At what point did modernity start to seem other than purely glorious? Everyone’s got a different answer for that, depending on where and when you come from. 1914, 1945, 1967 — you can make strong arguments for any of these, of course. You don’t hear hear 1978 very often, the year the Red Brigades killed Aldo Moro. Have kids these days ever heard of Aldo Moro, or Baader-Meinhof? There’s probably a band in Bushwick named Red Army Faction. God, that’s a depressing thought.

Anyway, apparently Kushner (b. 1968) is old enough to know and young enough to be able to reimagine those “years of lead” when the ideologies of the 1960s turned into the uprisings of the 1970s, and then everything went to hell.

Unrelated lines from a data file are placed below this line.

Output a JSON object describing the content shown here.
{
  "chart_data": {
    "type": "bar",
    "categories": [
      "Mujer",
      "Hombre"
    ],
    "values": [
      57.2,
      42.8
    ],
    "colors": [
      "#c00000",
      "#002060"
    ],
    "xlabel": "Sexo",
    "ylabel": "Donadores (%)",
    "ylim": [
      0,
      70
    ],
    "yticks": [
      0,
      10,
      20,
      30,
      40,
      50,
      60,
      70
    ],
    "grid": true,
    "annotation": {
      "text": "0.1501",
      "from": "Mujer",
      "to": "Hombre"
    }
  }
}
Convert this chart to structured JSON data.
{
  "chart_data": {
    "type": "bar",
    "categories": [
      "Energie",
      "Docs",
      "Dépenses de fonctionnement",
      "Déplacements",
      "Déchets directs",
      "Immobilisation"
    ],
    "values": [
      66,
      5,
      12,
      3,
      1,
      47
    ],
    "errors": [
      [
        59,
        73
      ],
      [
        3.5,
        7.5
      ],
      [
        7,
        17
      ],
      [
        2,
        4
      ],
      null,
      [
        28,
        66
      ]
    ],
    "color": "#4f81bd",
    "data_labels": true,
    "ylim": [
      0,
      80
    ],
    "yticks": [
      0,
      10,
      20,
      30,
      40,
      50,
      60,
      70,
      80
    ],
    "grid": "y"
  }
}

I’m going on about politics because that’s the part most interesting to me, but Kushner’s evocation of the New York art world at this moment is actually the most entertaining part of the book. The implicit but never enforced idea is that the revolutionary movements in art going on at the same time as these attempts at political revolution and anarchism are just as exciting but finally just as overheated, under-baked, and doomed to be remembered more as zigs and zags of fashion than agents of actual upheaval. The characters Kushner creates in the Soho of the early 1970s are wonderful, and it’s fun too to guess who’s supposed to be representing actual artists of the time; I think I may have spotted William Eggleston? Can that be right?

There’s some unevenness in this book — some scenes can feel like they were only written because Kushner had to get someone from point A to point B — but there are some sequences that are genuinely thrilling in their cascades of association which seem both truly surprising and absolutely inevitable. It’s not a perfect novel, but it’s the best work of contemporary fiction I’ve read in a long time.

I’ve got one other line of thinking that doesn’t make me very happy. Our protagonist Reno is a young woman from nowhere (Reno) trying to navigate all the sophistication and sophistry of the rich, the urban, the Italian, the artistic, etc. I wish she had in the end, or even the middle, found something to be other than a girl who looks to men to define her, and something to do other than react to situations. She begins the book with an idea about an art project; Kushner doesn’t let her do anything with it, and by the end, we’ve pretty much forgotten that she ever had any artistic ambitions at all. Is that supposed to be a comment on the fate of female artists of the time? That seems like an interpretive stretch. Anyway, I’m just saying that I felt more interested in Reno’s artistic aspirations than she seemed to be herself.